Quantum gas interferometry on ground and in space - Physics
Colloquia Topic and Speaker Bio
Abstract: Ultra-cold quantum gases promise to boost the sensitivity and accuracy of inertial matter-wave interferometers. Applications of these sensors extend from fundamental physics over the use in navigation to interdisciplinary applications such as geodesy. Space is a unique environment for sounding out the ultimate precision of these sensors, which might be beneficial for e.g. satellite gravimetry. Exploiting quantum gases for high-precision interferometry places high demands on their control and manipulation. We take benefit of various microgravity platforms such as the Bremen drop tower, the Einstein elevator in Hannover, sounding rockets and the international space station to advance the necessary methods. The DLR-mission MAIUS-1 demonstrated Bose-Einstein condensation and performed first interferometry experiments during the space travel of a sounding rocket. NASA’s Cold Atom Laboratory continues this research in orbit on the ISS.
Starting from a rubidium Bose-Einstein condensate, recently lowest expansion energies have been achieved by us in the Bremen drop tower as required for extending atom interferometry over several seconds. These quantum-gas sources reach the performance as required for inertial quantum sensors proposed for satellite gravimetry. Indeed, the EU project CARIOQA-PMP develops an engineering model taking heritage of our source concept for a pathfinder mission towards quantum-sensor based satellite gravimetry.
Bio: Ernst M. Rasel is a full professor at the Leibniz Universität Hannover (LUH) and the Leibniz faculty for Quantum Engineering and Space-Time Research (QUEST-LFS). He received his PhD in 1996 from the Leopold-Franzens-Universität Innsbruck for the demonstration of an atom interferometer based on diffraction gratings made of light in the group of A. Zeilinger. He cooperated during his postdoc at the Ecole Normale Supérieure in Paris with M. Leduc and Cohen-Tannoudji on Bose-Einstein condensation of metastable helium. 1999 he joined the group of W. Ertmer at the institute of quantum optics (LUH) as research assistant and started his own group at LUH and the excellence cluster QUEST and later Quantum Frontiers working in the field of atom optics, interferometry and frequency metrology. His research is fundamental to developing technologies that leverage quantum mechanics for improved performance.
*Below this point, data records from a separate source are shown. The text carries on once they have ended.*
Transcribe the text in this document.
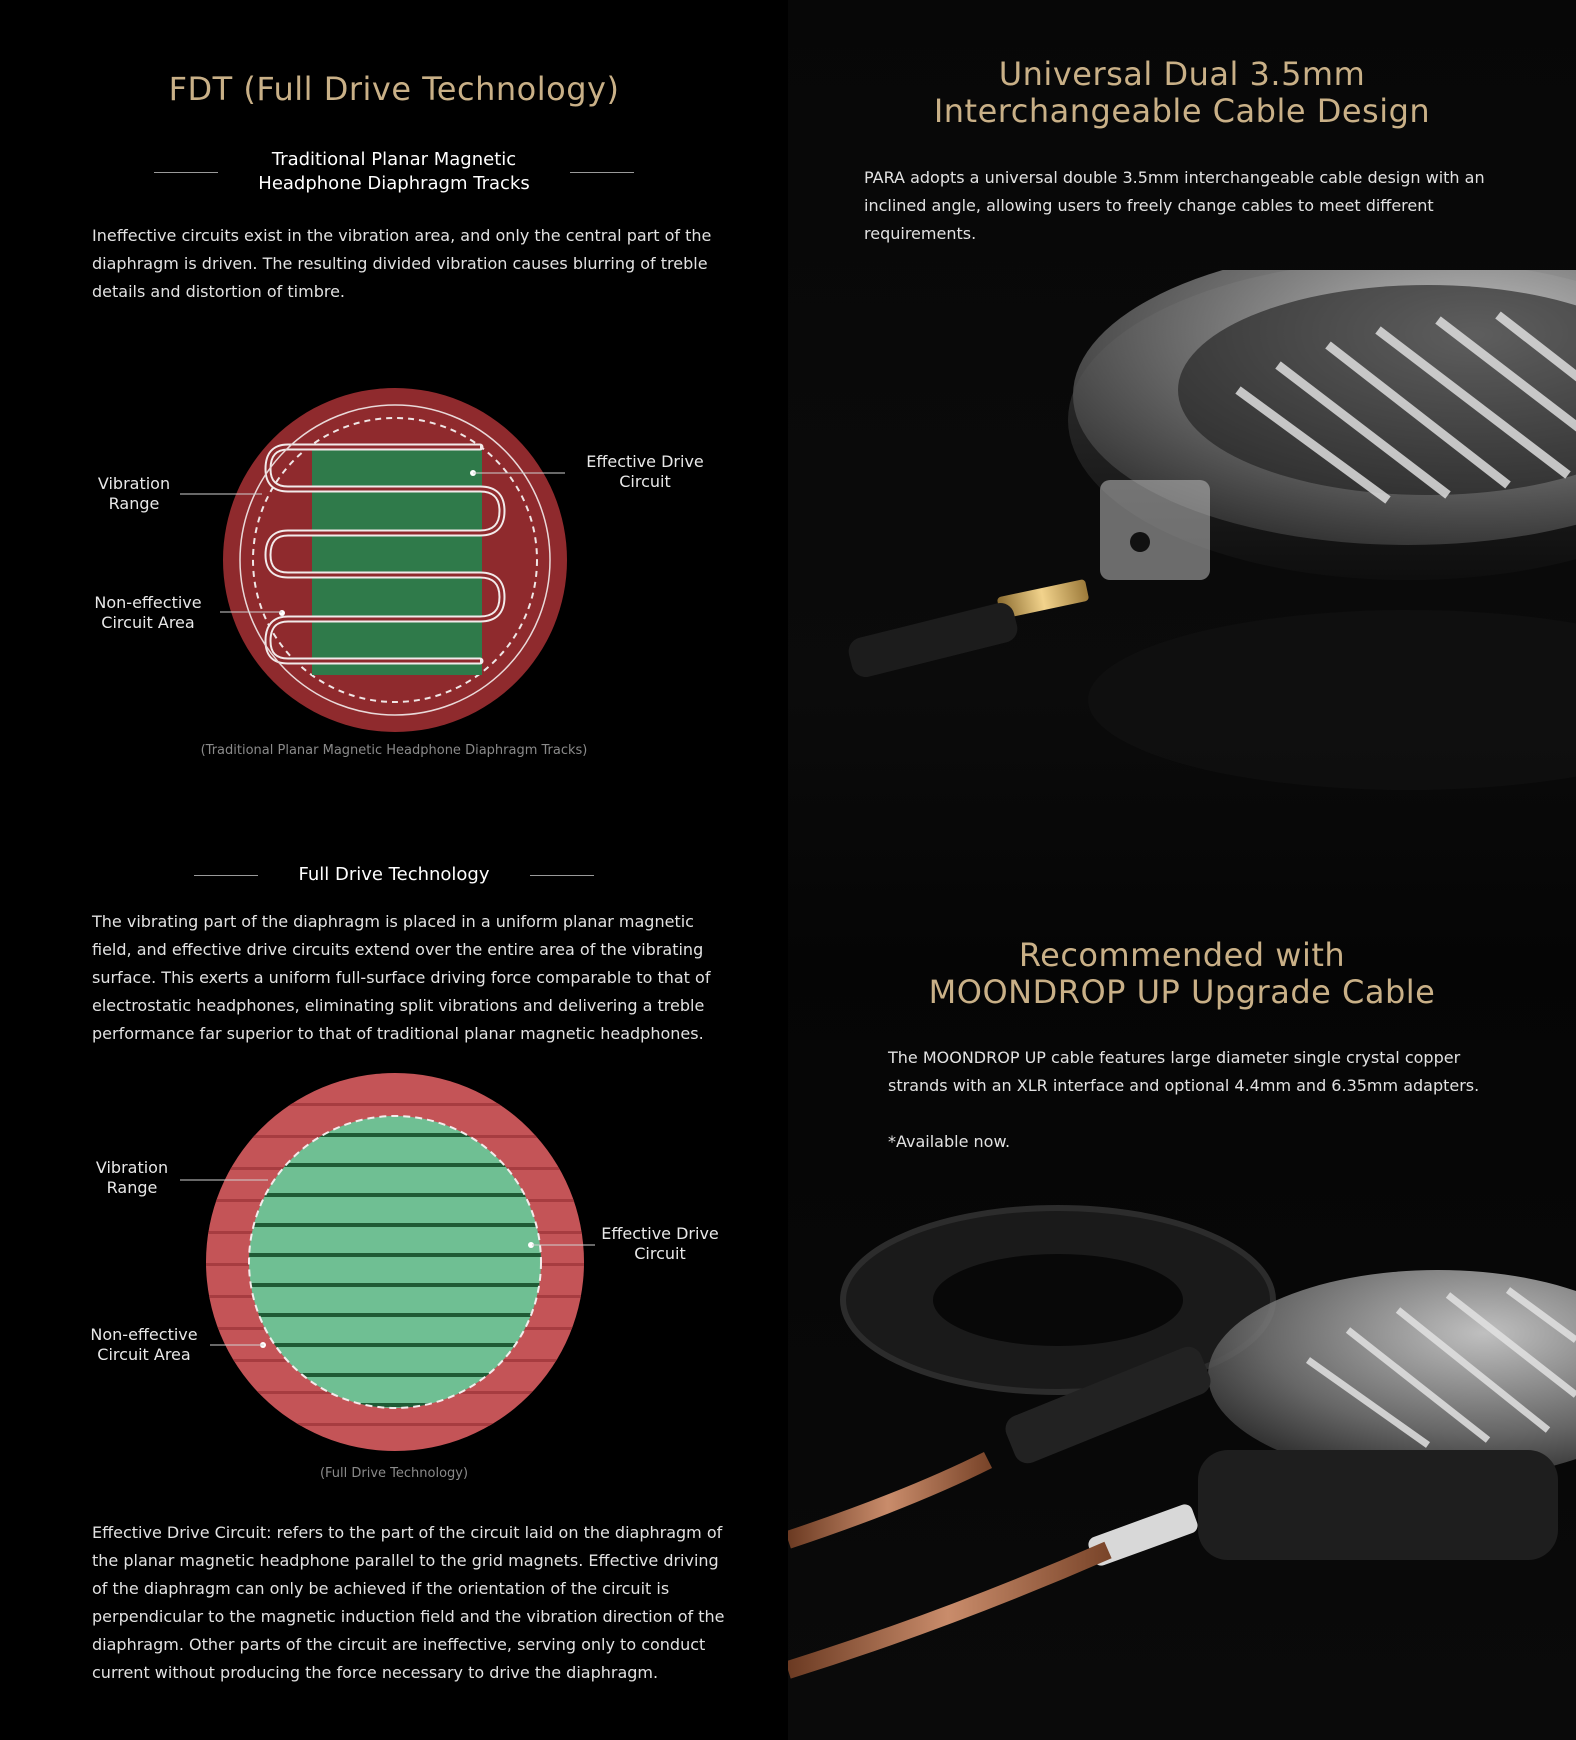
FDT (Full Drive Technology)
Traditional Planar Magnetic
Headphone Diaphragm Tracks

Ineffective circuits exist in the vibration area, and only the central part of the diaphragm is driven. The resulting divided vibration causes blurring of treble details and distortion of timbre.

Vibration
Range
Effective Drive
Circuit
Non-effective
Circuit Area
(Traditional Planar Magnetic Headphone Diaphragm Tracks)
Full Drive Technology

The vibrating part of the diaphragm is placed in a uniform planar magnetic field, and effective drive circuits extend over the entire area of the vibrating surface. This exerts a uniform full-surface driving force comparable to that of electrostatic headphones, eliminating split vibrations and delivering a treble performance far superior to that of traditional planar magnetic headphones.

Vibration
Range
Effective Drive
Circuit
Non-effective
Circuit Area
(Full Drive Technology)

Effective Drive Circuit: refers to the part of the circuit laid on the diaphragm of the planar magnetic headphone parallel to the grid magnets. Effective driving of the diaphragm can only be achieved if the orientation of the circuit is perpendicular to the magnetic induction field and the vibration direction of the diaphragm. Other parts of the circuit are ineffective, serving only to conduct current without producing the force necessary to drive the diaphragm.

Universal Dual 3.5mm
Interchangeable Cable Design

PARA adopts a universal double 3.5mm interchangeable cable design with an inclined angle, allowing users to freely change cables to meet different requirements.

Recommended with
MOONDROP UP Upgrade Cable

The MOONDROP UP cable features large diameter single crystal copper strands with an XLR interface and optional 4.4mm and 6.35mm adapters.

*Available now.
He has been part of initiatives that extend quantum experiments into space. Such experiments take advantade of microgravity environments to explore quantum phenomena in wavs that are not possible on Earth. This includes involvement in projects like the MAIUS mission, which successfully demonstrated creation of and interferometry with Bose-Einstein condensates in space, paving the way for advanced precision measurement tools for fundamental physics and applied sciences.